[Find the work done by the force $ \boldsymbol{F}=-10y\boldsymbol{i}+4x\boldsymbol{j}$ along one loop of the curve $r=\sin(9\theta)$]
I have some trouble formatting/understanding the question.
I have it set up as something like
$\int_c\boldsymbol{F}(\boldsymbol{r}(t))\cdot \boldsymbol{r}'(t)dt$
Where the $x, y$ components of F are rewritten with respect to $r$ (which is equal to $\sin(9\theta)$) and $\theta$.
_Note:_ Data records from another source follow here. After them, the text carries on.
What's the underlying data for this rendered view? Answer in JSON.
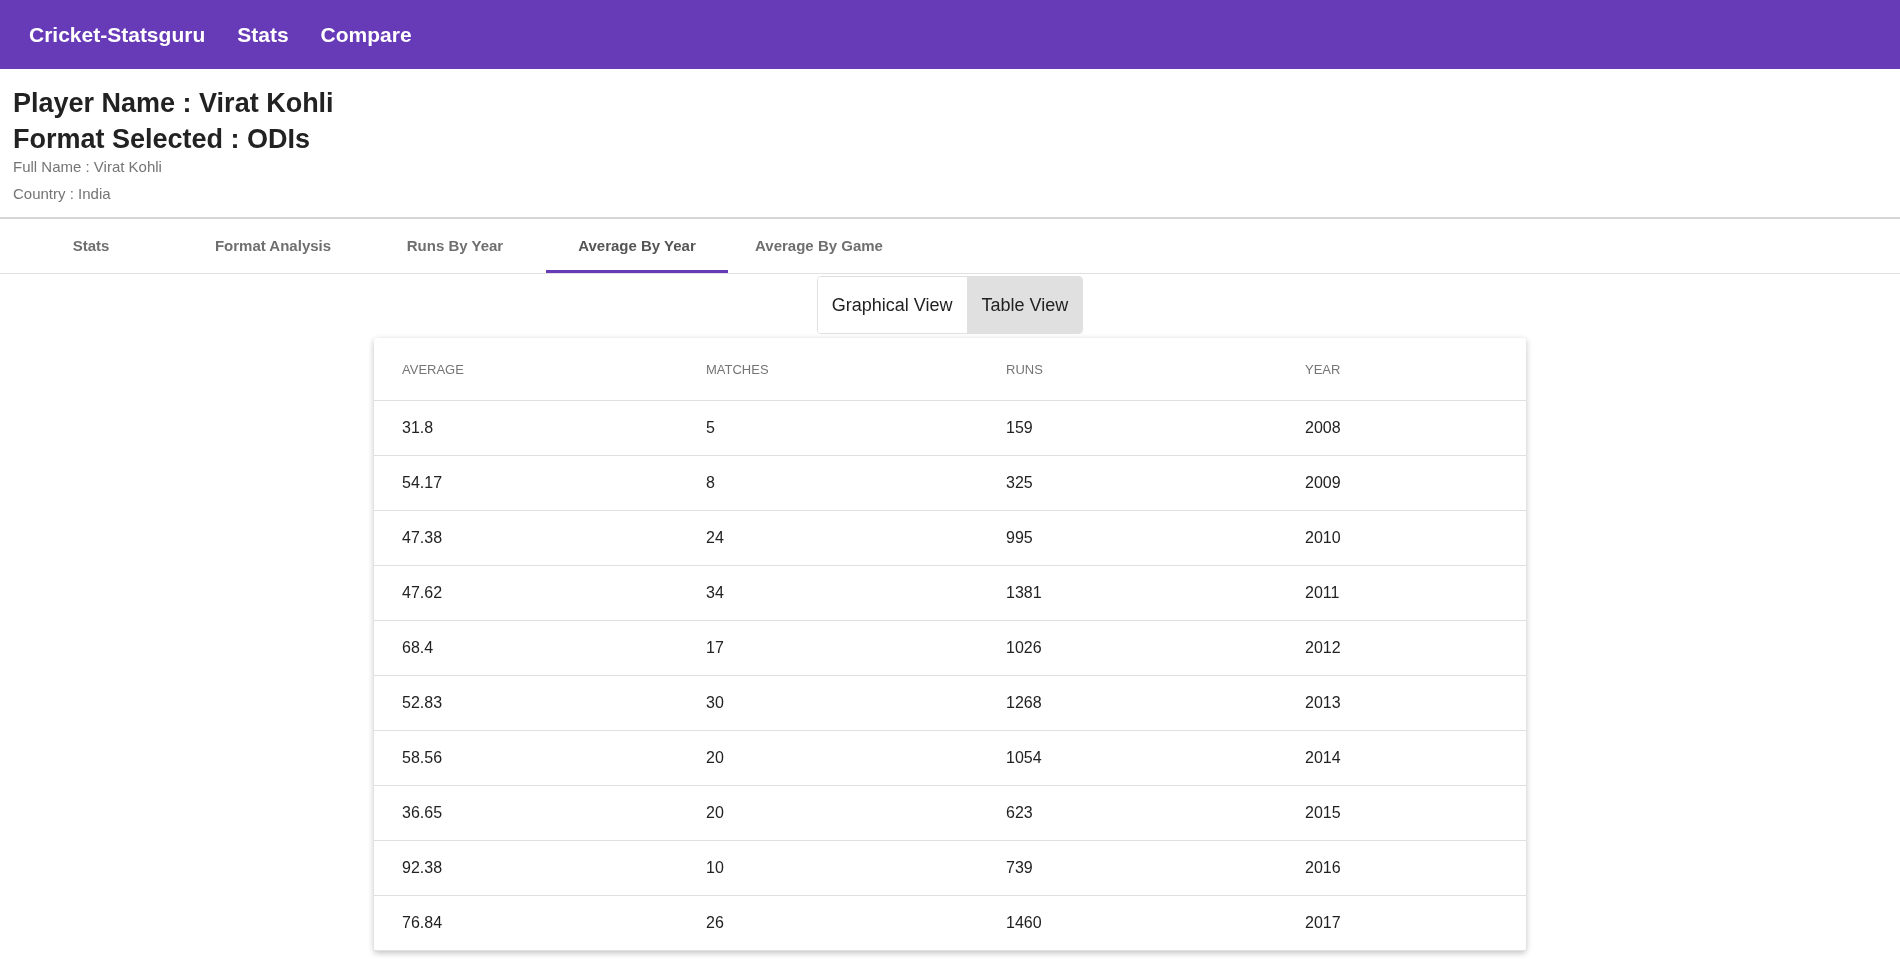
{
  "navbar": {
    "brand": "Cricket-Statsguru",
    "links": [
      "Stats",
      "Compare"
    ]
  },
  "player": {
    "name_line": "Player Name : Virat Kohli",
    "format_line": "Format Selected : ODIs",
    "full_name": "Full Name : Virat Kohli",
    "country": "Country : India"
  },
  "tabs": [
    {
      "label": "Stats",
      "selected": false
    },
    {
      "label": "Format Analysis",
      "selected": false
    },
    {
      "label": "Runs By Year",
      "selected": false
    },
    {
      "label": "Average By Year",
      "selected": true
    },
    {
      "label": "Average By Game",
      "selected": false
    }
  ],
  "view_toggle": [
    {
      "label": "Graphical View",
      "selected": false
    },
    {
      "label": "Table View",
      "selected": true
    }
  ],
  "table": {
    "columns": [
      "AVERAGE",
      "MATCHES",
      "RUNS",
      "YEAR"
    ],
    "rows": [
      [
        "31.8",
        "5",
        "159",
        "2008"
      ],
      [
        "54.17",
        "8",
        "325",
        "2009"
      ],
      [
        "47.38",
        "24",
        "995",
        "2010"
      ],
      [
        "47.62",
        "34",
        "1381",
        "2011"
      ],
      [
        "68.4",
        "17",
        "1026",
        "2012"
      ],
      [
        "52.83",
        "30",
        "1268",
        "2013"
      ],
      [
        "58.56",
        "20",
        "1054",
        "2014"
      ],
      [
        "36.65",
        "20",
        "623",
        "2015"
      ],
      [
        "92.38",
        "10",
        "739",
        "2016"
      ],
      [
        "76.84",
        "26",
        "1460",
        "2017"
      ]
    ]
  }
}
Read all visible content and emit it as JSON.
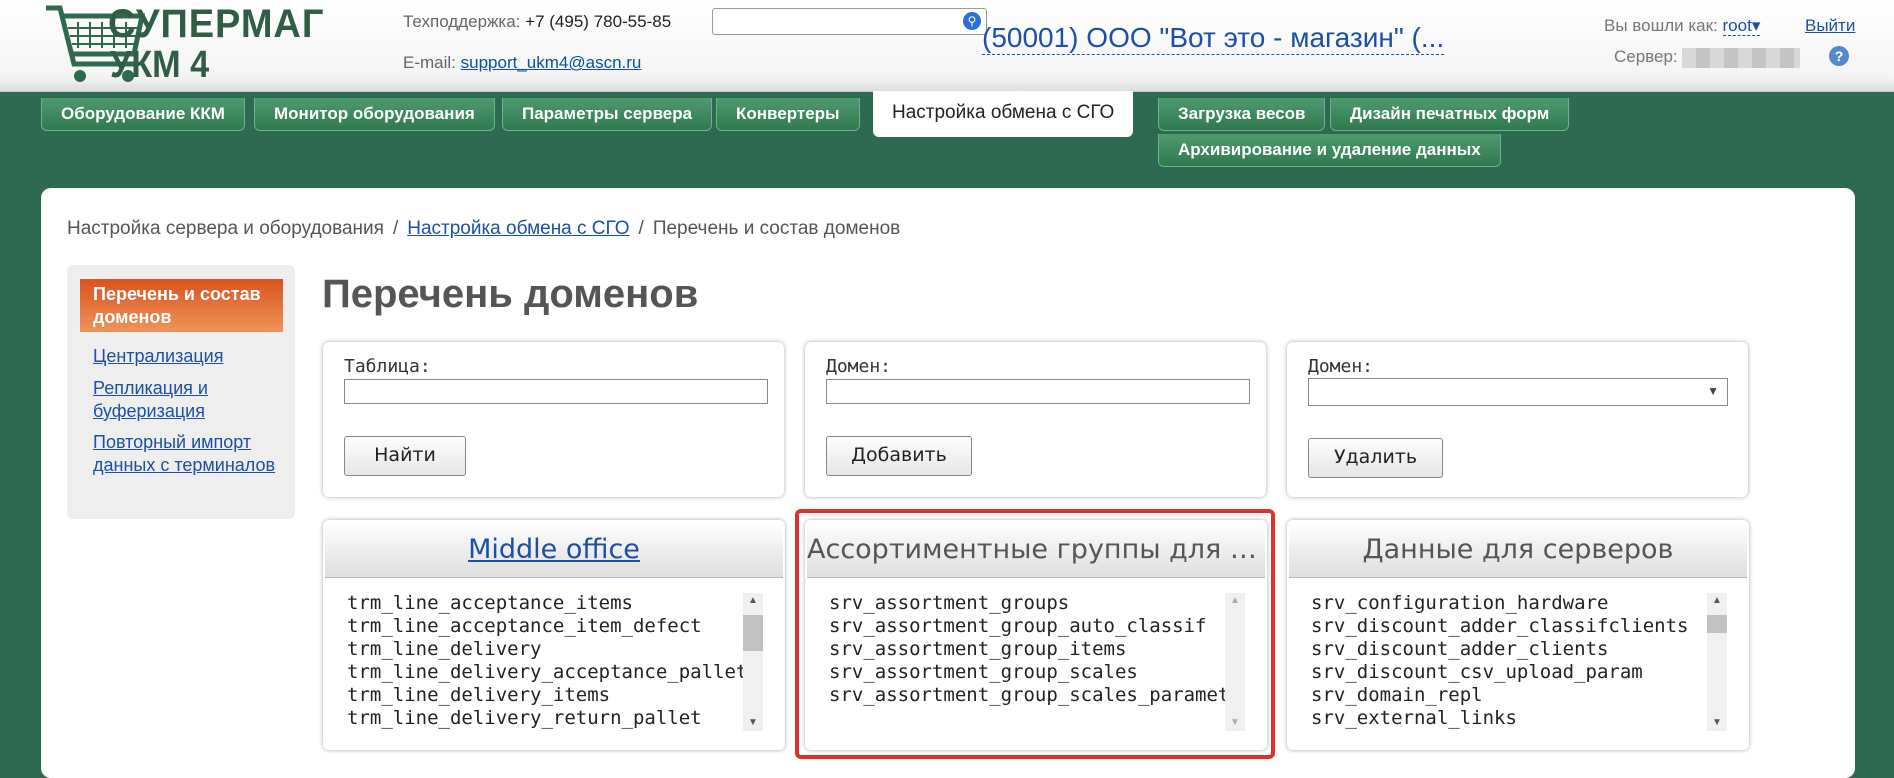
{
  "header": {
    "logo_line1": "СУПЕРМАГ",
    "logo_line2": "УКМ 4",
    "support_label": "Техподдержка:",
    "support_phone": "+7 (495) 780-55-85",
    "email_label": "E-mail:",
    "email": "support_ukm4@ascn.ru",
    "search_value": "",
    "store": "(50001) ООО \"Вот это - магазин\" (...",
    "logged_as_label": "Вы вошли как:",
    "user": "root",
    "logout": "Выйти",
    "server_label": "Сервер:",
    "help": "?"
  },
  "tabs": [
    "Оборудование ККМ",
    "Монитор оборудования",
    "Параметры сервера",
    "Конвертеры",
    "Настройка обмена с СГО",
    "Загрузка весов",
    "Дизайн печатных форм",
    "Архивирование и удаление данных"
  ],
  "breadcrumb": {
    "root": "Настройка сервера и оборудования",
    "link": "Настройка обмена с СГО",
    "current": "Перечень и состав доменов",
    "separator": "/"
  },
  "leftnav": {
    "active": "Перечень и состав доменов",
    "links": [
      "Централизация",
      "Репликация и буферизация",
      "Повторный импорт данных с терминалов"
    ]
  },
  "page_title": "Перечень доменов",
  "forms": {
    "table_label": "Таблица:",
    "table_value": "",
    "find_button": "Найти",
    "domain_add_label": "Домен:",
    "domain_add_value": "",
    "add_button": "Добавить",
    "domain_delete_label": "Домен:",
    "domain_delete_selected": "",
    "delete_button": "Удалить"
  },
  "lists": [
    {
      "title": "Middle office",
      "items": [
        "trm_line_acceptance_items",
        "trm_line_acceptance_item_defect",
        "trm_line_delivery",
        "trm_line_delivery_acceptance_pallet",
        "trm_line_delivery_items",
        "trm_line_delivery_return_pallet"
      ]
    },
    {
      "title": "Ассортиментные группы для в...",
      "items": [
        "srv_assortment_groups",
        "srv_assortment_group_auto_classif",
        "srv_assortment_group_items",
        "srv_assortment_group_scales",
        "srv_assortment_group_scales_paramet"
      ]
    },
    {
      "title": "Данные для серверов",
      "items": [
        "srv_configuration_hardware",
        "srv_discount_adder_classifclients",
        "srv_discount_adder_clients",
        "srv_discount_csv_upload_param",
        "srv_domain_repl",
        "srv_external_links"
      ]
    }
  ],
  "colors": {
    "background": "#2e6a52",
    "tab": "#3d8a5e",
    "active_nav": "#e0652a",
    "link": "#1c4fa5",
    "highlight": "#e0302a"
  }
}
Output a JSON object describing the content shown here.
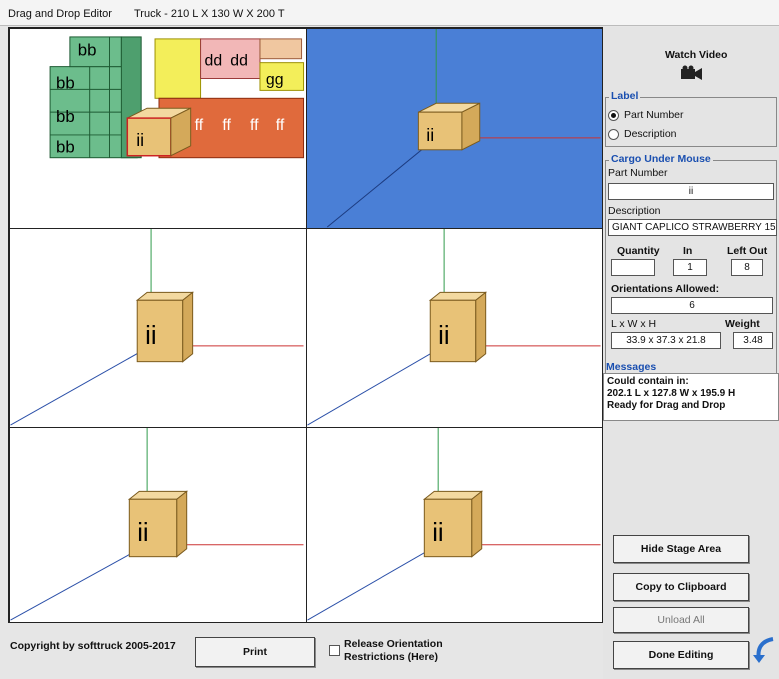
{
  "window": {
    "title": "Drag and Drop Editor",
    "truck": "Truck - 210 L X 130 W X 200 T"
  },
  "views": {
    "box_label": "ii",
    "stack_labels": [
      "bb",
      "bb",
      "bb",
      "bb",
      "dd",
      "dd",
      "gg",
      "ff",
      "ff",
      "ff",
      "ff",
      "ff"
    ]
  },
  "side": {
    "watch_video": "Watch Video",
    "label_group": "Label",
    "label_options": [
      "Part Number",
      "Description"
    ],
    "cargo_group": "Cargo Under Mouse",
    "part_number_label": "Part Number",
    "part_number_value": "ii",
    "description_label": "Description",
    "description_value": "GIANT CAPLICO STRAWBERRY 15",
    "quantity_label": "Quantity",
    "quantity_value": "",
    "in_label": "In",
    "in_value": "1",
    "left_out_label": "Left Out",
    "left_out_value": "8",
    "orientations_label": "Orientations Allowed:",
    "orientations_value": "6",
    "lwh_label": "L x W x H",
    "lwh_value": "33.9 x 37.3 x 21.8",
    "weight_label": "Weight",
    "weight_value": "3.48",
    "messages_label": "Messages",
    "messages": [
      "Could contain in:",
      "202.1 L x 127.8 W x 195.9 H",
      "Ready for Drag and Drop"
    ],
    "buttons": {
      "hide_stage": "Hide Stage Area",
      "copy": "Copy to Clipboard",
      "unload": "Unload All",
      "done": "Done Editing"
    }
  },
  "footer": {
    "copyright": "Copyright by softtruck 2005-2017",
    "print": "Print",
    "release_line1": "Release Orientation",
    "release_line2": "Restrictions (Here)"
  },
  "colors": {
    "box": "#e8c277",
    "stage_blue": "#4a7fd6",
    "axis_red": "#cc3333",
    "axis_green": "#2e9a4a",
    "axis_blue": "#2a4fa8"
  }
}
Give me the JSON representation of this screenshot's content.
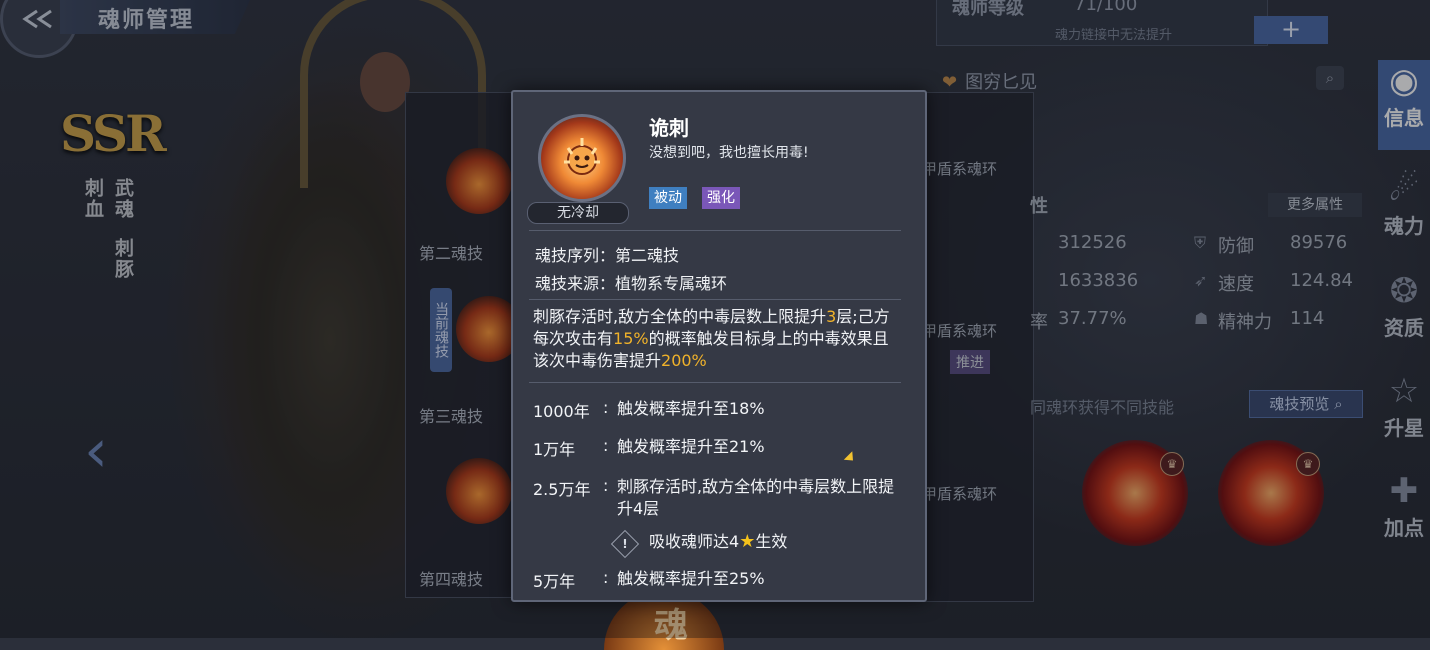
{
  "header": {
    "title": "魂师管理"
  },
  "character": {
    "rarity": "SSR",
    "martial_soul_label": "武魂",
    "martial_soul": "刺豚",
    "blood_label": "刺血"
  },
  "skill_list": {
    "items": [
      "第二魂技",
      "第三魂技",
      "第四魂技"
    ],
    "current_tag": "当前魂技"
  },
  "right": {
    "level_label": "魂师等级",
    "level_value": "71/100",
    "level_hint": "魂力链接中无法提升",
    "plus": "+",
    "section_title": "图穷匕见",
    "ring_texts": [
      "甲盾系魂环",
      "甲盾系魂环",
      "甲盾系魂环"
    ],
    "tag_push": "推进",
    "attr_header": "性",
    "more_attr": "更多属性",
    "attrs": {
      "hp": "312526",
      "def_label": "防御",
      "def": "89576",
      "atk": "1633836",
      "spd_label": "速度",
      "spd": "124.84",
      "rate_label": "率",
      "rate": "37.77%",
      "mind_label": "精神力",
      "mind": "114"
    },
    "preview_hint": "同魂环获得不同技能",
    "preview_btn": "魂技预览"
  },
  "side_tabs": [
    "信息",
    "魂力",
    "资质",
    "升星",
    "加点"
  ],
  "bottom_char": "魂",
  "tooltip": {
    "name": "诡刺",
    "quote": "没想到吧，我也擅长用毒!",
    "cooldown": "无冷却",
    "tags": {
      "passive": "被动",
      "enhance": "强化"
    },
    "order_label": "魂技序列：",
    "order_value": "第二魂技",
    "source_label": "魂技来源：",
    "source_value": "植物系专属魂环",
    "desc": {
      "p1": "刺豚存活时,敌方全体的中毒层数上限提升",
      "v1": "3",
      "p2": "层;己方每次攻击有",
      "v2": "15%",
      "p3": "的概率触发目标身上的中毒效果且该次中毒伤害提升",
      "v3": "200%"
    },
    "years": [
      {
        "label": "1000年",
        "text": "触发概率提升至18%"
      },
      {
        "label": "1万年",
        "text": "触发概率提升至21%"
      },
      {
        "label": "2.5万年",
        "text": "刺豚存活时,敌方全体的中毒层数上限提升4层"
      },
      {
        "label": "5万年",
        "text": "触发概率提升至25%"
      }
    ],
    "colon": ":",
    "condition_pre": "吸收魂师达4",
    "condition_post": "生效",
    "warn_icon": "!"
  },
  "colors": {
    "highlight": "#f0b22a",
    "passive": "#3f7fc0",
    "enhance": "#7a57b8",
    "active_tab": "#4b6aa8"
  }
}
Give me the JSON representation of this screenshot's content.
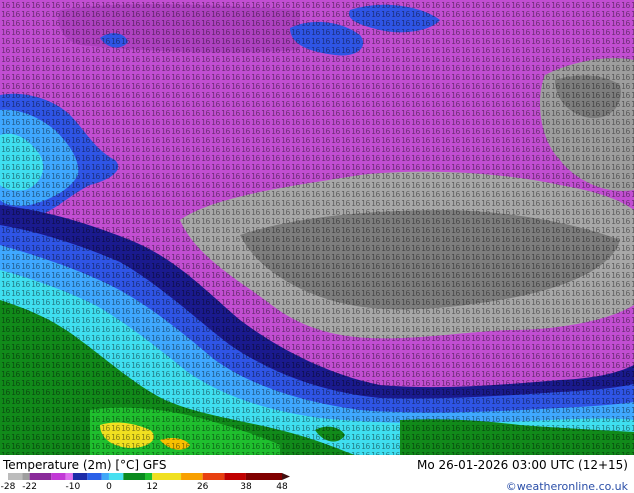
{
  "map": {
    "label_grid": true
  },
  "footer": {
    "title": "Temperature (2m) [°C] GFS",
    "valid_time": "Mo 26-01-2026 03:00 UTC (12+15)",
    "credit": "©weatheronline.co.uk"
  },
  "colorbar": {
    "ticks": [
      "-28",
      "-22",
      "-10",
      "0",
      "12",
      "26",
      "38",
      "48"
    ],
    "stops": [
      {
        "value": -28,
        "color": "#bcbcbc"
      },
      {
        "value": -24,
        "color": "#9e9e9e"
      },
      {
        "value": -22,
        "color": "#8a2a9a"
      },
      {
        "value": -16,
        "color": "#c238d6"
      },
      {
        "value": -12,
        "color": "#e070f0"
      },
      {
        "value": -10,
        "color": "#1c2ba8"
      },
      {
        "value": -6,
        "color": "#2a60e8"
      },
      {
        "value": -2,
        "color": "#40a8f8"
      },
      {
        "value": 0,
        "color": "#48e0f0"
      },
      {
        "value": 4,
        "color": "#0a8a1e"
      },
      {
        "value": 10,
        "color": "#1fbf2e"
      },
      {
        "value": 12,
        "color": "#f0e020"
      },
      {
        "value": 20,
        "color": "#f8a000"
      },
      {
        "value": 26,
        "color": "#e84010"
      },
      {
        "value": 32,
        "color": "#c00000"
      },
      {
        "value": 38,
        "color": "#800000"
      },
      {
        "value": 48,
        "color": "#401010"
      }
    ]
  },
  "palette": {
    "gray_core": "#7e7e7e",
    "gray_light": "#a8a8a8",
    "purple": "#c24ed2",
    "purple_dark": "#8e2fa0",
    "navy": "#1a1a8e",
    "blue": "#2f55e6",
    "light_blue": "#3fa8ff",
    "cyan": "#3fdff0",
    "green": "#118a1a",
    "yellow": "#f0e020"
  }
}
$ \boldsymbol{F}=-10\sin(9\theta)\sin(\theta)\boldsymbol{i}+4\sin(9\theta)\cos(\theta)\boldsymbol{j}$
with parameterization
$ \boldsymbol{r}(t)=\sin(9\theta)\cos(\theta)\boldsymbol{i}+\sin(9\theta)\sin(\theta)\boldsymbol{j}$
And then I go about to find the derivative of $\boldsymbol{r}(t)$, find the dot product, and putting everything together I integrate with respect to $\theta$ from $0$ to $2\pi$.
It gets really messy, and im pretty sure this is suppose to be an easier question. Am I doing something wrong or is there an easier way to go around solving this question?